I went public with my diagnosis in an essay posted to Facebook by a mentor and friend. The post was how all of my friends and my husband’s family found out about me having paranoid schizophrenia. My husband and I planned for a year before we agreed to the announcement date. We thought people would disappear. We thought people would be angry, confused, and we braced ourselves for people making an exodus from our lives. Well, people were far more graceful than we could have imagined and if those two words that make up my diagnosis scared anyone away, we haven’t missed them, but what all this writing and exposing of myself did was make me hyper-aware of my symptoms.
Paranoia means I can’t publish essays that devel into my feelings about this president or any other. I am terrified of openly criticizing corporations; I fear their reach and power is so much bigger than a person like me. I’m not currently suffering from delusions like that the government is wire taping me (I have believed this and feared it in the past), or that I am in contact with aliens or hearing the voice of God. I do not hear voices at all. But I do live in a fragile state where I am afraid of what people will do to me if I oppose them, challenge them, or offend them.
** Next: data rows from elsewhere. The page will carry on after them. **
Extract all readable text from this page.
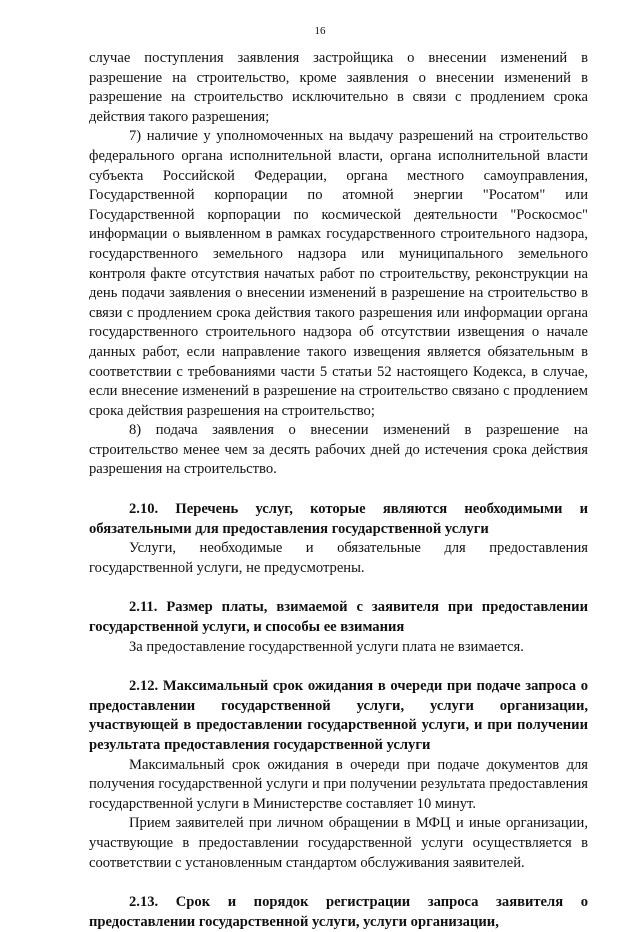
16

случае поступления заявления застройщика о внесении изменений в разрешение на строительство, кроме заявления о внесении изменений в разрешение на строительство исключительно в связи с продлением срока действия такого разрешения;

7) наличие у уполномоченных на выдачу разрешений на строительство федерального органа исполнительной власти, органа исполнительной власти субъекта Российской Федерации, органа местного самоуправления, Государственной корпорации по атомной энергии "Росатом" или Государственной корпорации по космической деятельности "Роскосмос" информации о выявленном в рамках государственного строительного надзора, государственного земельного надзора или муниципального земельного контроля факте отсутствия начатых работ по строительству, реконструкции на день подачи заявления о внесении изменений в разрешение на строительство в связи с продлением срока действия такого разрешения или информации органа государственного строительного надзора об отсутствии извещения о начале данных работ, если направление такого извещения является обязательным в соответствии с требованиями части 5 статьи 52 настоящего Кодекса, в случае, если внесение изменений в разрешение на строительство связано с продлением срока действия разрешения на строительство;

8) подача заявления о внесении изменений в разрешение на строительство менее чем за десять рабочих дней до истечения срока действия разрешения на строительство.

2.10. Перечень услуг, которые являются необходимыми и обязательными для предоставления государственной услуги

Услуги, необходимые и обязательные для предоставления государственной услуги, не предусмотрены.

2.11. Размер платы, взимаемой с заявителя при предоставлении государственной услуги, и способы ее взимания

За предоставление государственной услуги плата не взимается.

2.12. Максимальный срок ожидания в очереди при подаче запроса о предоставлении государственной услуги, услуги организации, участвующей в предоставлении государственной услуги, и при получении результата предоставления государственной услуги

Максимальный срок ожидания в очереди при подаче документов для получения государственной услуги и при получении результата предоставления государственной услуги в Министерстве составляет 10 минут.

Прием заявителей при личном обращении в МФЦ и иные организации, участвующие в предоставлении государственной услуги осуществляется в соответствии с установленным стандартом обслуживания заявителей.

2.13. Срок и порядок регистрации запроса заявителя о предоставлении государственной услуги, услуги организации,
Living with paranoia is my biggest challenge as a writer/artist. Not being able to fully express myself because I fear being targeted by internet trolls, the government or large corporations can keep me silent, and it can kill creativity. I might not be able to speak up, but I’m grateful my creativity isn’t dead. The proof of it is for my eyes only in a folder that sits on my hard drive where only me and James Bond, or someone posing as him, can gain access.